Federal agencies are barred from contracting with a Uniondale engineering and consulting firm, after the company was indicted on forgery charges in connection with falsified flood insurance damage reports filed after superstorm Sandy.
The Department of Homeland Security on Monday suspended HiRise Engineering and former employee Matthew Pappalardo after the Aug.1 indictment, making them ineligible for future contracts, grants, fellowships, loans, subsidies or other government benefit programs.
This is the first time an engineering firm, private insurer or adjuster has been suspended or debarred related to Sandy engineering irregularities, Federal Emergency Management Administration spokesman Rafael Lemaitre said Wednesday.
“We continue to take all allegations of fraud or underpayment very seriously,” Lemaitre said. Policy holders “should never have concerns about the credibility of the companies that we partner with.”
The suspension is temporary pending legal proceedings and cannot last longer than 18 months. Officials at Homeland Security, which did not return calls for comment, can end the suspension at any time. Debarment, which typically lasts three years, comes after a conviction in court.

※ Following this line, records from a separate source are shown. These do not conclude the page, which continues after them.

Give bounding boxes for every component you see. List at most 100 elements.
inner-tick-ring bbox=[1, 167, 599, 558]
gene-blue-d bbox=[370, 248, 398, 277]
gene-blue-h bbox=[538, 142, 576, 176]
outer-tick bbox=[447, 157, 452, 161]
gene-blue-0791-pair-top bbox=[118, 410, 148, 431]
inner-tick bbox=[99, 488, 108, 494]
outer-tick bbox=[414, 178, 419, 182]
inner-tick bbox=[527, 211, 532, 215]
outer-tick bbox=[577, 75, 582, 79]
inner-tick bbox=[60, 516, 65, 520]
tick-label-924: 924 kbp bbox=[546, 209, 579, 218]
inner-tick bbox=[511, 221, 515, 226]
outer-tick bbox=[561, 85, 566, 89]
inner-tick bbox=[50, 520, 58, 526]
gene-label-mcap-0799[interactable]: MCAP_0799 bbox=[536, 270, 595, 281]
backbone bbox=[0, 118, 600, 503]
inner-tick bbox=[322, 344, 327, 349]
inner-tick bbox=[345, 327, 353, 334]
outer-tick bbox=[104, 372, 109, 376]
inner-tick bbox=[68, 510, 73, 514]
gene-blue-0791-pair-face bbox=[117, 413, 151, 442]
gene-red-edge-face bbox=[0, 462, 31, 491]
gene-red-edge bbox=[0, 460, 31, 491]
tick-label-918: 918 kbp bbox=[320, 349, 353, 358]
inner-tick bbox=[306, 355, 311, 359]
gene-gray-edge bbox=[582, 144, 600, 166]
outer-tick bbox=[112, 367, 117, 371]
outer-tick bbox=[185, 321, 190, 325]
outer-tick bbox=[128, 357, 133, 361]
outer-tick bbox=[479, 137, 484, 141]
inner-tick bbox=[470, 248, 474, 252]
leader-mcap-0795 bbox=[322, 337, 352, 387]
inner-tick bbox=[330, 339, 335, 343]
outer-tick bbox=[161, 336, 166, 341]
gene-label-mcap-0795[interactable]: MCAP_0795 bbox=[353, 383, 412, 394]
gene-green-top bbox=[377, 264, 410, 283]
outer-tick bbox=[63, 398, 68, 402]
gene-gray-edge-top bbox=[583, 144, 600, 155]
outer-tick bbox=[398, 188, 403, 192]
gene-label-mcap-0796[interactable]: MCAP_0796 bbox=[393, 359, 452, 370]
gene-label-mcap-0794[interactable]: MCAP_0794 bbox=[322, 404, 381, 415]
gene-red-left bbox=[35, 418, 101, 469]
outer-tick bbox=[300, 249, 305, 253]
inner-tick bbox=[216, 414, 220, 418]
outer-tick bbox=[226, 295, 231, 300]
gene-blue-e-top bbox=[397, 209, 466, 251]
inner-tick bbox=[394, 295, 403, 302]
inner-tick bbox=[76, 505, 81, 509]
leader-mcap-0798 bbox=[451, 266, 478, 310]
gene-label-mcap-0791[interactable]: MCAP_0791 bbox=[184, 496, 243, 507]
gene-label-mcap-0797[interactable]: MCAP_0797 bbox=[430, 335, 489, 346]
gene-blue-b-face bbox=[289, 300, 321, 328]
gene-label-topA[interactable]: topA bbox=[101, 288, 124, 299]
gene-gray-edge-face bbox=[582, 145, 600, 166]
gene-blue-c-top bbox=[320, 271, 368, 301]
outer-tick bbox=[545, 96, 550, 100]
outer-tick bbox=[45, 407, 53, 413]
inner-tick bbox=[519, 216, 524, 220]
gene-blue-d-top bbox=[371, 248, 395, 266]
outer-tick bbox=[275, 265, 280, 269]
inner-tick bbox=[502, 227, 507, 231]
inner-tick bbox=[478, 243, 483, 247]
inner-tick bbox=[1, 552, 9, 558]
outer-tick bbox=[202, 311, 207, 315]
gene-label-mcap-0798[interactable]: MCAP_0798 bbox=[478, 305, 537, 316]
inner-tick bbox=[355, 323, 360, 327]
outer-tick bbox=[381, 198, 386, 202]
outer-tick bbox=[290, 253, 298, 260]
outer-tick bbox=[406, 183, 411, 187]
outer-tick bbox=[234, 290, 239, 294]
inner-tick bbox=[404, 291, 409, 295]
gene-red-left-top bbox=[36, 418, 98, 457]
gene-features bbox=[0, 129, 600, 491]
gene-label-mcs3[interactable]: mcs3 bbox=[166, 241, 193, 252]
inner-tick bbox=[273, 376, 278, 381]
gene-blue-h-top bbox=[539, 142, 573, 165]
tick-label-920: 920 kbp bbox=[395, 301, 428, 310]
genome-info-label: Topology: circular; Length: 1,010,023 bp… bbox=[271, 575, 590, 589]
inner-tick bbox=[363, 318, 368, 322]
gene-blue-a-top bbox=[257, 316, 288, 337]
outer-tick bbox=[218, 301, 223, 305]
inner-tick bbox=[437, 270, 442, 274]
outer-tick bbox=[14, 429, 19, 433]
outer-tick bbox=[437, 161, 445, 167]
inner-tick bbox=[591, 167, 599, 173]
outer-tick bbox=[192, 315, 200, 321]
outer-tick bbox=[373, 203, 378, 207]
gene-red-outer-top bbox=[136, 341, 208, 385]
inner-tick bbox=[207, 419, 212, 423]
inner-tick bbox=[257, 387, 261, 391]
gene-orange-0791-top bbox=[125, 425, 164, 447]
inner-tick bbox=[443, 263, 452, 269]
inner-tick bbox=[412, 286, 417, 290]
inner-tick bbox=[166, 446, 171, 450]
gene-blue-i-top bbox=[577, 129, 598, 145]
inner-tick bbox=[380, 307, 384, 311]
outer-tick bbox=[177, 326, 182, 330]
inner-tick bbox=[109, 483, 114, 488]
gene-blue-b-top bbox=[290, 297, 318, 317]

Manhattan attorney Kenneth C. Murphy, who represents HiRise, said the company had not been told of the federal suspension. “At the moment, we are not in any federal contracts,” he said.
FEMA requested that Homeland Security suspend HiRise from future contracts after state Attorney General Eric T. Schneiderman brought forgery charges against HiRise and Pappalardo. Pappalardo also was charged with practicing engineering without a license.
Both the company and Pappalardo have pleaded not guilty in Nassau County Court.
The attorney general’s office declined to comment.
Long Beach attorney Denis G. Kelly has represented homeowners in settlements and civil suits involving FEMA and HiRise. He said the suspension should have come sooner given evidence already presented in court. In some cases under review, Kelly said FEMA is standing by insurance claim reports with Pappalardo’s name on them.
“I’m not thrilled,” he said. “Why didn’t it happen a year ago.”
He said his clients have suffered financially and psychologically.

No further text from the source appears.